How to guarantee that the memory page cannot be evicted if the corresponding memory request is being processed in CPU?

Question

In general, in CPUs, memory request passes through memory hierarchy.

However, when OS or something decides to evict a page from the memory,

the page related to the memory request that is still being processed in CPU must not be evicted from the memory.

How to guarantee that such pages are not evicted from the memory?

Are there something like page reference counter to prevent the page from being evicted when the request is being handled in CPU?

Answer 1

Speaking from a Linux perspective, there are a few mechanisms that help make sure this scenario can be handled safely.

1) The way Linux handles page replacement policies. Linux uses several LRU lists for its page cache. For file-backed and anonymous pages, each has a respective active and inactive list of pages.
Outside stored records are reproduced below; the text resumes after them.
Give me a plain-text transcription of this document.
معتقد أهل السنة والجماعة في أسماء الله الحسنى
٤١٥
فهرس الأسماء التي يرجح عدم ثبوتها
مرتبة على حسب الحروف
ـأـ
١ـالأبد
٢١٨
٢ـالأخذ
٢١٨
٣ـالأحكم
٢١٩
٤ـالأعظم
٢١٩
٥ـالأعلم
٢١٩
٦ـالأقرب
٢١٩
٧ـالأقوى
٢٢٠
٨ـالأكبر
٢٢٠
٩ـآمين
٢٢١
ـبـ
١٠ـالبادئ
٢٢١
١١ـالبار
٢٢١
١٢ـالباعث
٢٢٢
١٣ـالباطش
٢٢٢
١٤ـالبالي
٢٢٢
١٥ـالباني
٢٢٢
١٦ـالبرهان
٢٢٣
When a page is used, the CPU will mark the page as used through its PAGE_BIT_ACCESSED flag in the corresponding page table entry (pte). When this happens, Linux can put the page in the active list. After some time, the page replacement handler tries to kick the page out, but the page must go through a few rounds and steps before being kicked out. It's accessed bit must be turned off, then it must be put on the inactive list. Each time the handler executes one of these steps, it lets the page live and moves on to the rest of the list looking for pages to evict, perhaps until it reaches our page again. Since each of these steps involves several iterations through the LRU lists, presumably any CPU operations that made our page initially active will have ended by the time the handler comes back around to our page to evict it. If, on the other hand, the CPU accessed the page again while our page was on the inactive list waiting to be evicted, its accessed bit will be turned on and it can again be placed on the active list. The key here is that Linux generally tries to keep a certain number of pages in the inactive list so that when it's time to evict, only inactive pages are chosen. This is a way to prevent your situation from occurring, where an active page is kicked out.
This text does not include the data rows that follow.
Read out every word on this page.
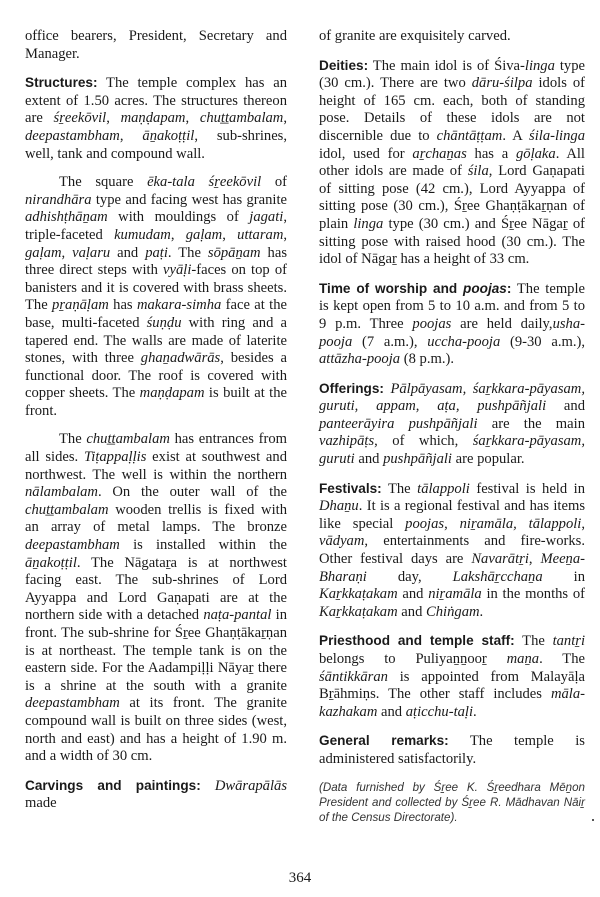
office bearers, President, Secretary and Manager.

Structures: The temple complex has an extent of 1.50 acres. The structures thereon are śṟeekōvil, maṇḍapam, chuṯṯambalam, deepastambham, āṉakoṭṭil, sub-shrines, well, tank and compound wall.

The square ēka-tala śṟeekōvil of nirandhāra type and facing west has granite adhishṭhāṉam with mouldings of jagati, triple-faceted kumudam, gaḷam, uttaram, gaḷam, vaḷaru and paṭi. The sōpāṉam has three direct steps with vyāḷi-faces on top of banisters and it is covered with brass sheets. The pṟaṇāḷam has makara-simha face at the base, multi-faceted śuṇḍu with ring and a tapered end. The walls are made of laterite stones, with three ghaṉadwārās, besides a functional door. The roof is covered with copper sheets. The maṇḍapam is built at the front.

The chuṯṯambalam has entrances from all sides. Tiṭappaḷḷis exist at southwest and northwest. The well is within the northern nālambalam. On the outer wall of the chuṯṯambalam wooden trellis is fixed with an array of metal lamps. The bronze deepastambham is installed within the āṉakoṭṭil. The Nāgataṟa is at northwest facing east. The sub-shrines of Lord Ayyappa and Lord Gaṇapati are at the northern side with a detached naṭa-pantal in front. The sub-shrine for Śṟee Ghaṇṭākaṟṇan is at northeast. The temple tank is on the eastern side. For the Aadampiḷḷi Nāyaṟ there is a shrine at the south with a granite deepastambham at its front. The granite compound wall is built on three sides (west, north and east) and has a height of 1.90 m. and a width of 30 cm.

Carvings and paintings: Dwārapālās made

of granite are exquisitely carved.

Deities: The main idol is of Śiva-linga type (30 cm.). There are two dāru-śilpa idols of height of 165 cm. each, both of standing pose. Details of these idols are not discernible due to chāntāṭṭam. A śila-linga idol, used for aṟchaṉas has a gōḷaka. All other idols are made of śila, Lord Gaṇapati of sitting pose (42 cm.), Lord Ayyappa of sitting pose (30 cm.), Śṟee Ghaṇṭākaṟṇan of plain linga type (30 cm.) and Śṟee Nāgaṟ of sitting pose with raised hood (30 cm.). The idol of Nāgaṟ has a height of 33 cm.

Time of worship and poojas: The temple is kept open from 5 to 10 a.m. and from 5 to 9 p.m. Three poojas are held daily,usha-pooja (7 a.m.), uccha-pooja (9-30 a.m.), attāzha-pooja (8 p.m.).

Offerings: Pālpāyasam, śaṟkkara-pāyasam, guruti, appam, aṭa, pushpāñjali and panteerāyira pushpāñjali are the main vazhipāṭs, of which, śaṟkkara-pāyasam, guruti and pushpāñjali are popular.

Festivals: The tālappoli festival is held in Dhaṉu. It is a regional festival and has items like special poojas, niṟamāla, tālappoli, vādyam, entertainments and fire-works. Other festival days are Navarātṟi, Meeṉa-Bharaṇi day, Lakshāṟcchaṉa in Kaṟkkaṭakam and niṟamāla in the months of Kaṟkkaṭakam and Chiṅgam.

Priesthood and temple staff: The tantṟi belongs to Puliyaṉṉooṟ maṉa. The śāntikkāran is appointed from Malayāḷa Bṟāhmiṇs. The other staff includes māla-kazhakam and aṭicchu-taḷi.

General remarks: The temple is administered satisfactorily.

(Data furnished by Śṟee K. Śṟeedhara Mēṉon President and collected by Śṟee R. Mādhavan Nāiṟ of the Census Directorate).

364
2) Swapping. Suppose your scenario actually happened. The way you describe eviction makes it seem like active memory that's evicted is a fatal error. In reality, when a page is evicted either it is a file-backed page that is written back to disk or an anonymous page that is written to swap space (assuming you have swap space). Thus, barring any power failures, memory won't be lost during eviction. Additionally any cache entries that hold data corresponding to this page will be invalidated. So when the CPU tries to read/write to a page, it will see the cache entries as being invalid raising a page fault. As with any other page fault, the page would be brought back in to memory and up through the cache/memory hierarchy. (A good explanation of CPU's behavior during a page fault)

3) Page locking. If you truly needed to lock pages, Linux has a way to do that. From within the Linux kernel, there are page locking functions (like lock_page()) that are used during I/O operations or page/page_table operations. There is also the mlock() family of functions that can be called from user space to lock specific memory into RAM. Notice that mlock doesn't guarantee that the memory stays in the same physical address, just that it stays in RAM (guaranteeing at worst a soft page fault).